If overlapping interruption is not a concern but desired, electrical assembly 10 of the present invention can, of course, be adapted to control groups of luminaires in array 20. In this manner, relay 16 will be provided in electrical communication with a plurality of luminaires such as luminaires 22-28.
With reference to FIG. 3, there is shown a schematic of an alternative embodiment of the present invention wherein the relay device 16′ is configured to directly short the lamp 14′. As shown, relay 16′ is connected in parallel with secondary coil 34 of ballast 12′ so as to short lamp 14′. This arrangement would typically find application in HID circuits where the secondary coil 34 of ballast 12′ is current limited. In such cases, the current handled by the relay device 16′ will thus be less than in the above embodiment wherein relay 16 is used to control the primary coil of the ballast.
The benefit of this alternative embodiment is that the relay 16′ is normally “off” in this configuration, and only handles current for a limited period of time, approximately 15 minutes each week. When the relay 16 is in the primary of the ballast, it is essentially “on” all the time. Since the relay 16′ is off most of the time, it will run cool resulting in improved reliability.
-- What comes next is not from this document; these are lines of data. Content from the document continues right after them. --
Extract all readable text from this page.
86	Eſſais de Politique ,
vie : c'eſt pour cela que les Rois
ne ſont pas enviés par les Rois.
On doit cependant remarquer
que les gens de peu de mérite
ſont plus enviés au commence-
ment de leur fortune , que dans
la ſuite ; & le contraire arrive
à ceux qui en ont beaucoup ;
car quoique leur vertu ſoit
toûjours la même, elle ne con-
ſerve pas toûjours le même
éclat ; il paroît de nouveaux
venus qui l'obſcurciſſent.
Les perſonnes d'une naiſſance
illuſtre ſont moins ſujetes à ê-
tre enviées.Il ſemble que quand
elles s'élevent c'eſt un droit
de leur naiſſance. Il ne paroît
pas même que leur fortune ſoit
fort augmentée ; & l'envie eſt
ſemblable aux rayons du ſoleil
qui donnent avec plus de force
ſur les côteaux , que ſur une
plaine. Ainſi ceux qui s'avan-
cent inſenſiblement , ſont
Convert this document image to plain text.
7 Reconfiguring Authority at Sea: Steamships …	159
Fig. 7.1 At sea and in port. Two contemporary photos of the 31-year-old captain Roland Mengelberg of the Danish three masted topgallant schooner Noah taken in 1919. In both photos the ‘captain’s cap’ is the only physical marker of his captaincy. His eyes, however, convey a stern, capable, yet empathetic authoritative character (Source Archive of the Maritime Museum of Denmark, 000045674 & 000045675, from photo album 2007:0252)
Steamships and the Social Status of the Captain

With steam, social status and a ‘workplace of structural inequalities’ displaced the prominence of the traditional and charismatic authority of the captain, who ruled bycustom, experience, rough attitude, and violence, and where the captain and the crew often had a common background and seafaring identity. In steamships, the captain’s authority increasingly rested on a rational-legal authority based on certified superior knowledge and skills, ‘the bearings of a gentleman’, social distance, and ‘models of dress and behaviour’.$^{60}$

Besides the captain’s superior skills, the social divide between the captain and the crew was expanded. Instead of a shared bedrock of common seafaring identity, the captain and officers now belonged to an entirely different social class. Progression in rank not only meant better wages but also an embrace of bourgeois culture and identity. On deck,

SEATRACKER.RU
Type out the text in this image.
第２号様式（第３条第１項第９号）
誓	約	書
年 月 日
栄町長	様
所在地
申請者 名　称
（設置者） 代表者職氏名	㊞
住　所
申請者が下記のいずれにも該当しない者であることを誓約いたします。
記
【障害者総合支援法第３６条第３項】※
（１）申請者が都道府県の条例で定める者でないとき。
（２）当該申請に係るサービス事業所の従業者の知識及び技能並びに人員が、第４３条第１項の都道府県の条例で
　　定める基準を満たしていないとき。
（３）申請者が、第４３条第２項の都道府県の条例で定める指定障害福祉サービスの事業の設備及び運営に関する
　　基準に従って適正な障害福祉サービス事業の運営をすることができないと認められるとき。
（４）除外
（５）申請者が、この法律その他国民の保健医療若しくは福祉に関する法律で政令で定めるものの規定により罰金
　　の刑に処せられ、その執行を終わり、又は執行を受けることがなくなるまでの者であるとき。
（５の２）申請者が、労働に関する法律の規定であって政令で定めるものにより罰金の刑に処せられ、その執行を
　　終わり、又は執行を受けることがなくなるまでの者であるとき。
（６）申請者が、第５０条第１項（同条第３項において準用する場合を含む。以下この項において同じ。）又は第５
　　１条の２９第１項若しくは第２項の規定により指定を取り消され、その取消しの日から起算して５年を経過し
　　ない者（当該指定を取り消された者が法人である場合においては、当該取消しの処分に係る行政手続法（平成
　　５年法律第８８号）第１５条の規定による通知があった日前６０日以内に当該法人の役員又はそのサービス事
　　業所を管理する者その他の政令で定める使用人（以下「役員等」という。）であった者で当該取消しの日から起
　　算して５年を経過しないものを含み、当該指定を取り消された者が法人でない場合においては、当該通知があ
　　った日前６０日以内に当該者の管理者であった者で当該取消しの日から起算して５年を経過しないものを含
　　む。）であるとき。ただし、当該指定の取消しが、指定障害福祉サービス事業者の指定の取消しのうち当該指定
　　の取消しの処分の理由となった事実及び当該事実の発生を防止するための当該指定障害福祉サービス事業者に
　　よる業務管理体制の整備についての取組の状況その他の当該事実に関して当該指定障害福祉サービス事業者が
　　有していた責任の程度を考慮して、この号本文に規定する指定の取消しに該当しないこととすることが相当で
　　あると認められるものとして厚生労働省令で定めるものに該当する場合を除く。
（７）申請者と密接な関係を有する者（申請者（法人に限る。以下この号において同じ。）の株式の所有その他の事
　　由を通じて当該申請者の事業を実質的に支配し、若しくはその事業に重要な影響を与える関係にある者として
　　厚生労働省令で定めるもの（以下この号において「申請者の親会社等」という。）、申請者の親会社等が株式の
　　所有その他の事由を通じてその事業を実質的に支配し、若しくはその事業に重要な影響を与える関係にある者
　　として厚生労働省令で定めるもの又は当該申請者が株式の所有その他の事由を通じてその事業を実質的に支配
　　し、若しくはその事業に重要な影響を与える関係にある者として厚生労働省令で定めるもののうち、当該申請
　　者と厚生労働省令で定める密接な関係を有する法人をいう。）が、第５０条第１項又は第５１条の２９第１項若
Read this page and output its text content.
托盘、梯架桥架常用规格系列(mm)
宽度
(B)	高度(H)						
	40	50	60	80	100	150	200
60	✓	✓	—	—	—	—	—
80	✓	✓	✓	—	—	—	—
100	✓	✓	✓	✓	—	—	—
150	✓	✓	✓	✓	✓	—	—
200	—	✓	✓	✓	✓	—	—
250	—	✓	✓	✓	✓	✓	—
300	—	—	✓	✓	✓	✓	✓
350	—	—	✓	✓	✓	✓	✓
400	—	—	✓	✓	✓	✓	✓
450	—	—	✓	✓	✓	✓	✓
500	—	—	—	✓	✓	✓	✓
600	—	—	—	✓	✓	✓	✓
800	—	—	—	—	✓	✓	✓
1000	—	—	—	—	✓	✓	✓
A second benefit derives from the failure modes of this type of device. Solid state relays are most suitable for this type of switching (because of cost reasons related to the need for random timing), and attention must be paid to their failure mode. The power output stage of a solid state relay are back-to-back SCRs, and they normally fail in a shorted manner. In most cases, the relay device 16 will stop conducting for one direction of the AC power, resulting in a half-wave rectification condition. For a transformer, this causes high currents that would probably cause a fuse to blow. This is a desirable result, since it would indicate to the user that the relay had failed and needs maintenance.
However, in some instances both SCRs may fail shorted, which would allow the ballast to operate normally. For a device that is to turn off luminaires to avoid permanent “on” situations, a failure mode where the relay keeps the ballast “on” is not entirely desirable. With the relay shorting out the lamp, as in the alternative embodiment, either failure mode (one or both SCR failures) would force the lamp to go out and indicate maintenance is required.
Still further, there is another benefit of the relay device 16′ being in the secondary 34 of the ballast 12′. Since the relay 16′ requires a power source to operate, the configuration where the relay 16 is in the primary requires a wide range of operating voltages to be compatible with utility voltages of 120 to 480 volts. Since the secondary of the ballast has a much more consistent voltage present (especially across the range of HID lamps), the relay 16′ may be designed for a more narrow range of power voltages.
For those lamps that require a pulse to ignite the lamp, the relay 16′ will “see” the pulses across its output during lamp starting. These 2,000 to 4,000 volt pulses must be addressed in the relay design through the use of snubbers (not shown) or other suitable voltage limiting devices.
While embodiments of the invention have been illustrated and described, it is not intended that these embodiments illustrate and describe all possible forms of the invention. Rather, the words used in the specification are words of description rather than limitation, and it is understood that various changes may be made without departing from the spirit and scope of the invention.